Dozens of Amazon workers staged a protest for better working conditions outside a sprawling distribution center in Garner early this morning, with delivery trucks braking at the picket line to delay Cyber Monday shipments in a show of solidarity.

The demonstration came at the onset of a hellish season for Amazon workers, who endure mandatory 60-hour work weeks between Black Friday and Christmas. Employees of warehouses like the one in Garner will make menial wages and receive no holiday bonuses as they box thousands of packages and trek upwards of ten miles each day while loading trucks.

In response to the INDY’s request for comment, Amazon spokesperson Mary Kate Paradis said that the Garner demonstration “had no impact on our operations or ability to deliver for our customers.” 

“Amazon is estimated to be worth $1.4 trillion,” said Jessie Moreno, an Amazon delivery driver who helped organize the protest. “So they obviously have the money to take care of all of their employees. But they don’t want to. They don’t want to share the power.”

Moreno is a member of the Amazon Teamsters, a cohort based in Palmdale, California that in April formed the first union of Amazon delivery drivers in the country. Amazon has refused to bargain with the union or honor its contract, so the Teamsters have been on strike since June, picketing dozens of warehouses around the nation and globe. Europe saw waves of walkouts on Black Friday and in Spain, Amazon reached a deal with workers ahead of a planned one-hour Cyber Monday walkout.

“Our employees have the choice of whether or not to join a union,” Paradis told the INDY in a statement. “They always have. We favor opportunities for each person to be respected and valued as an individual, and to have their unique voice heard by working directly with our team. The fact is, Amazon already offers what many unions are requesting: industry-leading pay, health benefits on day one, and opportunities for career growth.” 

At the demonstration, the teamsters were joined by members of the Carolina Amazonians United For Solidarity & Empowerment, or C.A.U.S.E., a worker-led movement seeking to unionize Amazon workers in North Carolina.

Some protesters spread out along the sidewalk in front of the distribution center, handing flyers through the windows of cars stopped at red lights. Others gathered at the facility’s exit, chanting “get up, get down, Raleigh is a union town” and intercepting outgoing delivery drivers. 

Most drivers greeted protesters with happy honks and stalled their engines until being told by Garner police officers to get going.

The demonstration started at 5:45 a.m. Protesters stayed put for more than three hours despite the frigid cold. As Moreno noted, Amazon workers are accustomed to operating in extreme climates.

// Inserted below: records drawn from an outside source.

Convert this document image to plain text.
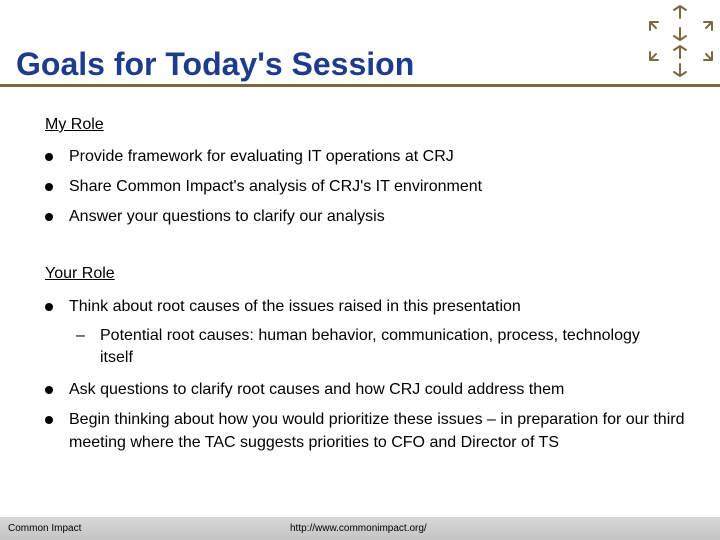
Goals for Today's Session
My Role
Provide framework for evaluating IT operations at CRJ
Share Common Impact's analysis of CRJ's IT environment
Answer your questions to clarify our analysis
Your Role
Think about root causes of the issues raised in this presentation
– Potential root causes: human behavior, communication, process, technology itself
Ask questions to clarify root causes and how CRJ could address them
Begin thinking about how you would prioritize these issues – in preparation for our third meeting where the TAC suggests priorities to CFO and Director of TS
Common Impact	http://www.commonimpact.org/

“As a driver in the high desert,” said Moreno, “when we deliver these packages, it’s 110 degrees outside, and our vans don’t have air conditioning. Imagine you’re opening an oven to pull a pizza out and you get slapped with that heat. That’s what we face every time we go into the back of our vans to look for a package. We shouldn’t have to get heatstroke for a company that cares more about its profits than it does about the people making them the money.”